There’s a lot more to this story, and you could spend a lifetime talking about it.  The point for our purposes today is this.  The Pharisees and Sadducees – the religious establishment – are insisting that they know how God works in this world: in certain ways which they have long since identified, which they alone can provide knowledge of and access to; and which they therefore control.  Jesus is saying, That’s a lie, and you don’t know what you’re talking about.  In fact, worse: you are preventing people from seeing the love of God that is alive around them, and inviting them to join in, all the time.  And within the metaphor of the sheepfold, he calls them thieves, and bandits.

And here’s where, in chapter 10 verse 9 Jesus uses another image to help us understand who he is, and what he’s doing: he talks about the gate of the sheepfold, and tells them, “I am the gate.”  And then he says what that means: “Whoever enters by me will be saved, and will come in and go out and find pasture.”

“I am the gate.”  It’s one of the great “I am” statements that Jesus makes in this gospel: I am the good shepherd; I am the light of the world; I am the way, the truth, and the life; I am the gate.  These metaphors all represent a means to an end: whenever Jesus points to himself, he is pointing through himself to God.

But there’s a unique beauty to this one: in the way that it’s about this life, our lives.  “I am the gate; whoever enters through me will be saved.”  “Saved” does not mean “admitted to heaven when you die.” “Saved” means fulfilled; redeemed; “saved” is the coming-to-be of who we really are.  “Whoever enters through me will come in and go out and find pasture.” “Come in”: to the place we know is home: where we know we are loved for who we are; where we are safe; where there’s trust, and communion, and rest.  “Whoever enters through me…will go out and find pasture”: this is our life, every day: we go out into the richness of creation.
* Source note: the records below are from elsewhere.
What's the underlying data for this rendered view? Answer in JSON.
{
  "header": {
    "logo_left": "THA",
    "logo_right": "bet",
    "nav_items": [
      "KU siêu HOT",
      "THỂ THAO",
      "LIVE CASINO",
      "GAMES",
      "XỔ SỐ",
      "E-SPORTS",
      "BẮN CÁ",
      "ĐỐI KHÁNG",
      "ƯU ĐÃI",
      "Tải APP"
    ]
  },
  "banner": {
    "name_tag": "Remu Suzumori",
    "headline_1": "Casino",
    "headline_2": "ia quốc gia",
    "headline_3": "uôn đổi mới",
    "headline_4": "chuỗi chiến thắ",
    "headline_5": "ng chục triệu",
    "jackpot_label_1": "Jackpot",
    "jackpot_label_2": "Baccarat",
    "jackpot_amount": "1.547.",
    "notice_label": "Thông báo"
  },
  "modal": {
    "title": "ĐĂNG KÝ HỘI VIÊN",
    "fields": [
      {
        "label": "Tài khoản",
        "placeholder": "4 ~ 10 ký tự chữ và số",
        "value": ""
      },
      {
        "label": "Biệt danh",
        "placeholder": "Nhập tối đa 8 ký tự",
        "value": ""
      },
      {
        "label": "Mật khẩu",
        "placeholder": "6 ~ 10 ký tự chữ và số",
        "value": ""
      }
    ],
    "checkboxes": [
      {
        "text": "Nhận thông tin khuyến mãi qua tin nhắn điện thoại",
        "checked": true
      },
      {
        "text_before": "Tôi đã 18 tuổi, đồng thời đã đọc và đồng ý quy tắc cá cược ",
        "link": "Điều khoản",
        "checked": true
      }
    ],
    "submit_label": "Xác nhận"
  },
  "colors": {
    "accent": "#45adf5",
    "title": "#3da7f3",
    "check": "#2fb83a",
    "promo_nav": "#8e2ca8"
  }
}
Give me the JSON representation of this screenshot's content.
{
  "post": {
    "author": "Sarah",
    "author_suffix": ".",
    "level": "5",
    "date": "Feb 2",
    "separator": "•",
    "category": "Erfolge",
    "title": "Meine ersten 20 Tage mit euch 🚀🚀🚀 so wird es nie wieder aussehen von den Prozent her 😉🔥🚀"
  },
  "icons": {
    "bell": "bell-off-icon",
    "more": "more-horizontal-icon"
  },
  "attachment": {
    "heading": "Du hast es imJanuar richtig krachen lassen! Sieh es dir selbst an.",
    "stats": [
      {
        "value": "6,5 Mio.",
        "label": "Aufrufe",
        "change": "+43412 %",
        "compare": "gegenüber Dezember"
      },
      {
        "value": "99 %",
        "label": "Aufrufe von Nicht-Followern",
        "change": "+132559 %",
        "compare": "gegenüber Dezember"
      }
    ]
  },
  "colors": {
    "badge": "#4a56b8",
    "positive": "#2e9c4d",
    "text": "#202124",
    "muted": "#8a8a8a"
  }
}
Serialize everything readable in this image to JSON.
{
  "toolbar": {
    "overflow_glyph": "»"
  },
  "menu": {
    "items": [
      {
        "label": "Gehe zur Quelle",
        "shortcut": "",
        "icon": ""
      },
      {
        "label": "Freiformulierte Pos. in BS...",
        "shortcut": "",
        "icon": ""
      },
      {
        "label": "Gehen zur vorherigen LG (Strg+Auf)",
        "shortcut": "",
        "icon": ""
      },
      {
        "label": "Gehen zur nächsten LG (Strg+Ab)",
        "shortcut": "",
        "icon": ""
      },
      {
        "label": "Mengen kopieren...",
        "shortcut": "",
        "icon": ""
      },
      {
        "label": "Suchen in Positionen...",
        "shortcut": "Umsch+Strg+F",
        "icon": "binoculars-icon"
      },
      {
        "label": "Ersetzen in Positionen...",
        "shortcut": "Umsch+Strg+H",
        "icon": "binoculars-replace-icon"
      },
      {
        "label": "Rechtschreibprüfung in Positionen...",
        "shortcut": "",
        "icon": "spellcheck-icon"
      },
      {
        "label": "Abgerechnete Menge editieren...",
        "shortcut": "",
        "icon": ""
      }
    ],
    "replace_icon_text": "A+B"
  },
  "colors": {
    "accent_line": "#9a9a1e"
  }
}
Pasture is what grazing animals eat, it’s what gives them sustenance.  “Pasture” isn’t a big empty field: it’s what is in that field.  Pasture is the nourishment, not just for our bodies, but our souls, that God gives us: that God is giving us, all the time.

            This is Jesus, the gate: through whom we wake up; through whom we open our eyes; through whom we go out and find pasture; through whom we come in, and are home.  “I came that they may have life, and have it abundantly.”  Thanks be to God.